Restaurant information
- Established: 1975
- Owner: Food Krafters & Services LLP
- Previous owner: Mir Mazharuddin
- Food type: Hyderabadi cuisine
- Dress code: casual
- Location: Hyderabad, Telangana, India
- Other locations: Texas, Illinois, Ohio, Georgia, Michigan, Arizona

= Hyderabad House (restaurant) =

Indian restaurant chain

Hyderabad House is a restaurant chain offering Hyderabadi cuisine. The chain is based in Hyderabad, Telangana, India and has over 23 outlets in various locations across South India.

==History==

=== Origins (1975) ===
The roots of the Hyderabad House brand trace back to a catering and food business started by Mir Babar Ali in 1975. Initially, Mir Babar Ali set up a non-vegetarian food counter at the Hyderabad Race Club, serving appetizers like Lukmi and kebabs. His success quickly led to a flourishing catering service for private parties and canteens for various companies.

=== Founding of the Chain (1998) ===
The contemporary restaurant chain was formally established by Mir Babar Ali's son, Mir Mazharuddin, in 1998 (some sources indicate 1999). Mazharuddin transformed the family's catering business into a commercial restaurant venture, starting with a small take-away outlet in Masab Tank, Hyderabad.

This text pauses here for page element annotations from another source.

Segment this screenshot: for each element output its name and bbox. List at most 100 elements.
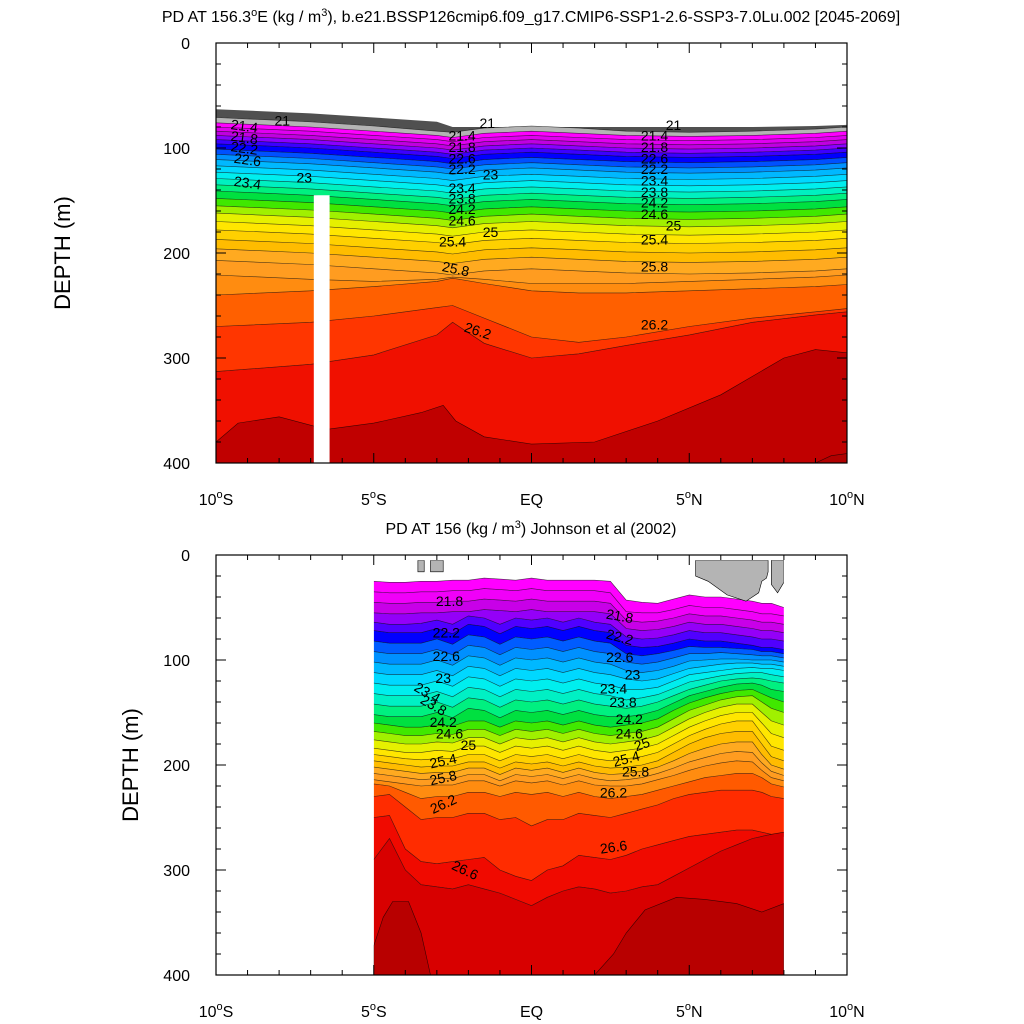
contour-label: 21.4: [230, 116, 259, 136]
contour-label: 25.8: [641, 259, 668, 275]
contour-line: [216, 126, 847, 143]
contour-line: [216, 274, 847, 284]
contour-label: 25.8: [428, 767, 458, 788]
contour-band-22-2: [216, 139, 847, 159]
contour-line: [216, 148, 847, 165]
x-tick-label: EQ: [520, 1004, 543, 1021]
contour-line: [373, 712, 784, 753]
masked-column: [313, 195, 330, 463]
contour-band-23-6: [373, 672, 784, 709]
contour-line: [373, 815, 784, 881]
contour-label: 23.4: [600, 680, 627, 696]
contour-band-27: [815, 453, 847, 463]
contour-band-25: [216, 229, 847, 254]
plot-title: PD AT 156 (kg / m3) Johnson et al (2002): [385, 519, 676, 538]
contour-line: [373, 598, 784, 625]
contour-label: 25.8: [441, 258, 471, 279]
contour-line: [373, 677, 784, 709]
contour-band-22-8: [373, 645, 784, 673]
y-tick-label: 100: [163, 653, 190, 670]
contour-line: [216, 229, 847, 245]
contour-line: [373, 760, 784, 787]
contour-line: [216, 248, 847, 264]
contour-label: 23.8: [641, 184, 668, 200]
contour-band-21-6: [216, 127, 847, 146]
contour-line: [216, 122, 847, 138]
missing-data-region: [417, 560, 425, 573]
contour-line: [373, 720, 784, 762]
contour-line: [373, 751, 784, 782]
contour-label: 21.8: [605, 606, 635, 627]
contour-line: [373, 682, 784, 719]
contour-label: 24.2: [448, 201, 475, 217]
contour-label: 22.6: [233, 150, 262, 170]
contour-band-22-4: [216, 143, 847, 164]
contour-label: 21.4: [641, 127, 668, 143]
contour-label: 23.8: [448, 190, 475, 206]
contour-label: 22.2: [448, 161, 475, 177]
x-tick-label: 10oS: [199, 1001, 234, 1021]
panel-bottom: 21.822.222.62323.423.824.224.62525.425.8…: [118, 519, 865, 1021]
contour-band-26: [373, 773, 784, 826]
contour-line: [216, 277, 847, 296]
contour-label: 24.2: [430, 714, 457, 730]
contour-label: 24.6: [641, 206, 668, 222]
contour-band-24-8: [216, 221, 847, 245]
contour-line: [216, 171, 847, 188]
contour-label: 25: [666, 218, 682, 234]
contour-band-21-4: [216, 122, 847, 142]
contour-line: [373, 609, 784, 633]
y-tick-label: 300: [163, 351, 190, 368]
contour-label: 25: [632, 734, 652, 754]
contour-label: 22.2: [605, 626, 636, 649]
x-tick-label: 5oN: [676, 489, 703, 509]
contour-line: [373, 773, 784, 799]
contour-band-22-8: [216, 154, 847, 175]
contour-band-26-4: [373, 815, 784, 906]
contour-label: 22.6: [448, 151, 475, 167]
contour-line: [216, 260, 847, 276]
contour-label: 23.4: [233, 173, 262, 193]
contour-band-23-8: [373, 677, 784, 718]
contour-band-24-2: [216, 198, 847, 221]
y-tick-label: 100: [163, 141, 190, 158]
contour-band-24-4: [373, 695, 784, 744]
contour-label: 22.2: [230, 138, 259, 158]
contour-band-23-6: [216, 178, 847, 200]
x-tick-label: 10oS: [199, 489, 234, 509]
contour-label: 24.6: [448, 212, 475, 228]
contour-line: [216, 154, 847, 170]
contour-line: [216, 311, 847, 372]
contour-label: 25.4: [439, 233, 466, 249]
contour-line: [373, 831, 784, 907]
contour-band-21-6: [373, 588, 784, 625]
plot-title: PD AT 156.3oE (kg / m3), b.e21.BSSP126cm…: [162, 7, 900, 26]
contour-label: 21: [666, 117, 682, 133]
contour-label: 26.2: [641, 316, 668, 332]
contour-label: 22.6: [641, 151, 668, 167]
contour-band-24-8: [373, 712, 784, 761]
contour-line: [216, 135, 847, 151]
contour-line: [216, 130, 847, 147]
contour-line: [373, 588, 784, 617]
contour-line: [216, 212, 847, 229]
contour-band-22: [216, 135, 847, 155]
contour-line: [216, 165, 847, 181]
y-tick-label: 0: [181, 36, 190, 53]
y-axis-label: DEPTH (m): [50, 196, 75, 310]
y-tick-label: 400: [163, 456, 190, 473]
contour-line: [373, 577, 784, 608]
contour-band-21-4: [373, 578, 784, 616]
ticks: [215, 42, 848, 464]
contour-label: 22.2: [641, 161, 668, 177]
contour-line: [373, 655, 784, 673]
contour-band-23-2: [373, 663, 784, 690]
contour-label: 21.8: [448, 139, 475, 155]
contour-label: 26.6: [599, 837, 628, 857]
contour-band-26-2: [216, 305, 847, 372]
contour-band-24-2: [373, 689, 784, 736]
x-tick-label: 5oN: [676, 1001, 703, 1021]
contour-line: [373, 662, 784, 682]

A unique feature introduced by Mazharuddin, inspired by his international travels, was the concept of selling curries and cooked food by weight, rather than by a fixed portion size. This model was unique for Deccani cuisine vendors at the time and contributed to the restaurant's early popularity as a pioneer of takeaway food in the city.

=== Expansion and Acquisition ===
Under Mir Mazharuddin's leadership, Hyderabad House expanded significantly. By 2015, the chain had grown to approximately 40 outlets across India, with an international presence in locations such as Australia, Nepal, Saudi Arabia, and the UAE. The chain's growth attracted corporate interest, and in 2015, the Hyderabad House food chain was acquired by Food Krafters & Services LLP (FKS), a quick service restaurant (QSR) company. FKS, led by Khalil Ahmed, an entrepreneur and co-founder of Shanta Biotech, announced plans to invest heavily in the brand, including the addition of 50 new outlets and rebranding efforts.

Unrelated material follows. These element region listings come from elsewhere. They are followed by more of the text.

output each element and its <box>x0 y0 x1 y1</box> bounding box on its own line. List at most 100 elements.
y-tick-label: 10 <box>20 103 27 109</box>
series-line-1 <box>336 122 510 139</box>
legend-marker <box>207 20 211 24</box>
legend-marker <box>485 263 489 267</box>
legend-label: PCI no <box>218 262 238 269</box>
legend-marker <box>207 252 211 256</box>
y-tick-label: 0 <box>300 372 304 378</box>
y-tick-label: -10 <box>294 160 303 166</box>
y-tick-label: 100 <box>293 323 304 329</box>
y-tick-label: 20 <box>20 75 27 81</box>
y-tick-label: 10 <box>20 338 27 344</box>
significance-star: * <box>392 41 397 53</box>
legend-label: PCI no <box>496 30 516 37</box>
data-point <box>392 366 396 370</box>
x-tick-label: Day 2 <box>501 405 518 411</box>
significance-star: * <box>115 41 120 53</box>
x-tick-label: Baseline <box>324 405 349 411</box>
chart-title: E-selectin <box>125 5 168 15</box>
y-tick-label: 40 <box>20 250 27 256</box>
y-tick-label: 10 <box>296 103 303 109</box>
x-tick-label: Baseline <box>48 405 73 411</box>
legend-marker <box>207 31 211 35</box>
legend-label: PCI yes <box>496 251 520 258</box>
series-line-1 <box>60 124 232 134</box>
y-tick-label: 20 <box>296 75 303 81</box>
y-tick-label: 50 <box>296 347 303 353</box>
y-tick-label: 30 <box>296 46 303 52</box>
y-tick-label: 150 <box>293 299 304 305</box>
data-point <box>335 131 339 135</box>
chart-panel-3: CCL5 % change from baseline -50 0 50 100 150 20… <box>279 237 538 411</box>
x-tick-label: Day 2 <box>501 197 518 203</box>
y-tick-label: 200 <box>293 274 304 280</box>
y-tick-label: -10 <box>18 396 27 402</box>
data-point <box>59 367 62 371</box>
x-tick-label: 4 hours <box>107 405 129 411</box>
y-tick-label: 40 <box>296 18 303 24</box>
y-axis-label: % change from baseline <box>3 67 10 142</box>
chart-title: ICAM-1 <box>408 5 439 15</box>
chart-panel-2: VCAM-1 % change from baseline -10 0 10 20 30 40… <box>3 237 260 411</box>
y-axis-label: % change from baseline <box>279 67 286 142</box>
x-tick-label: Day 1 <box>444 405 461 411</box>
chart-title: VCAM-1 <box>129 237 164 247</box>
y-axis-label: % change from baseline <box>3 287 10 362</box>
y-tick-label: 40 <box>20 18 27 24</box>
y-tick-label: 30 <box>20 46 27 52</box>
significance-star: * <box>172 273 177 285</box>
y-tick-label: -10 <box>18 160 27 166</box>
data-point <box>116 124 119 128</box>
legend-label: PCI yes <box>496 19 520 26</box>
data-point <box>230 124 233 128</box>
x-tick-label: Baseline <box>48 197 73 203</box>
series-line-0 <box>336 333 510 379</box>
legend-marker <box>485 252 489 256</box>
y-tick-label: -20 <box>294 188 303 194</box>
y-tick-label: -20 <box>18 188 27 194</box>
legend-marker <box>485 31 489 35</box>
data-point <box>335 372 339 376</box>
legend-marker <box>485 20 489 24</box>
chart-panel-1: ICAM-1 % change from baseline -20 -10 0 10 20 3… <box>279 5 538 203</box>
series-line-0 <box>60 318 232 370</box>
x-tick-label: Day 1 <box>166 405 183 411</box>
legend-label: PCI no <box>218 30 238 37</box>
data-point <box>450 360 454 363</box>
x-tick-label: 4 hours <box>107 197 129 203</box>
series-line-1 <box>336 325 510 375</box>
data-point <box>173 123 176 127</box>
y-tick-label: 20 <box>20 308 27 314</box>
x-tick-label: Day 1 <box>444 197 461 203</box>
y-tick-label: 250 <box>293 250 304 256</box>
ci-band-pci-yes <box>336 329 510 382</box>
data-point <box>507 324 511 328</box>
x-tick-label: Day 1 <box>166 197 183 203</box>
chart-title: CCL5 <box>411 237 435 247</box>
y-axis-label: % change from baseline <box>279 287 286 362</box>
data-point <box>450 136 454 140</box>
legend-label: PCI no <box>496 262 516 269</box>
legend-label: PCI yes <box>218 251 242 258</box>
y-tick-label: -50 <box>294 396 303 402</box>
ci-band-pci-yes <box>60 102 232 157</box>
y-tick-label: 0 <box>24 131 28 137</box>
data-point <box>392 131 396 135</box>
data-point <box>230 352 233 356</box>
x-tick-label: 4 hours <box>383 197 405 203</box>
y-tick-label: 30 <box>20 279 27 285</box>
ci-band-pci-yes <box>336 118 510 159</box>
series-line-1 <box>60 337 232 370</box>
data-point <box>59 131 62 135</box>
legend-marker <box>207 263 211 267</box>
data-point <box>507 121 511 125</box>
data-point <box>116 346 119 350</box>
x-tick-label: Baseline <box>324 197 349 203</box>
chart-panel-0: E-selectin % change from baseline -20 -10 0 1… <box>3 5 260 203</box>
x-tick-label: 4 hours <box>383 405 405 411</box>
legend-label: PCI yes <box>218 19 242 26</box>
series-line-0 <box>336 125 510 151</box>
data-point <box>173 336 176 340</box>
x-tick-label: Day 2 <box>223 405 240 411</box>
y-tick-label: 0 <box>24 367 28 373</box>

=== The Original Outlet Revival (2021)===
Following operational and financial issues, the original Hyderabad House entity associated with Mir Mazharuddin's family shut down in 2014. However, in late 2021, Mir Mazharuddin's son, Mir Zubair Ahmed, a third-generation owner, along with a partner, relaunched the original brand with a single outlet in Begumpet, Hyderabad. This revival sought to maintain the traditional recipes and the popular sale-by-weight model pioneered by his father.

==Cuisine==
The restaurant chain is famous for its authentic Hyderabadi cuisine, with its signature dish being Hyderabadi Biryani (particularly Kacche Ghost ki Biryani). Other traditional Hyderabadi and Deccan delicacies offered include marag, kheema lukhmi, Shikampur kebab, and haleem.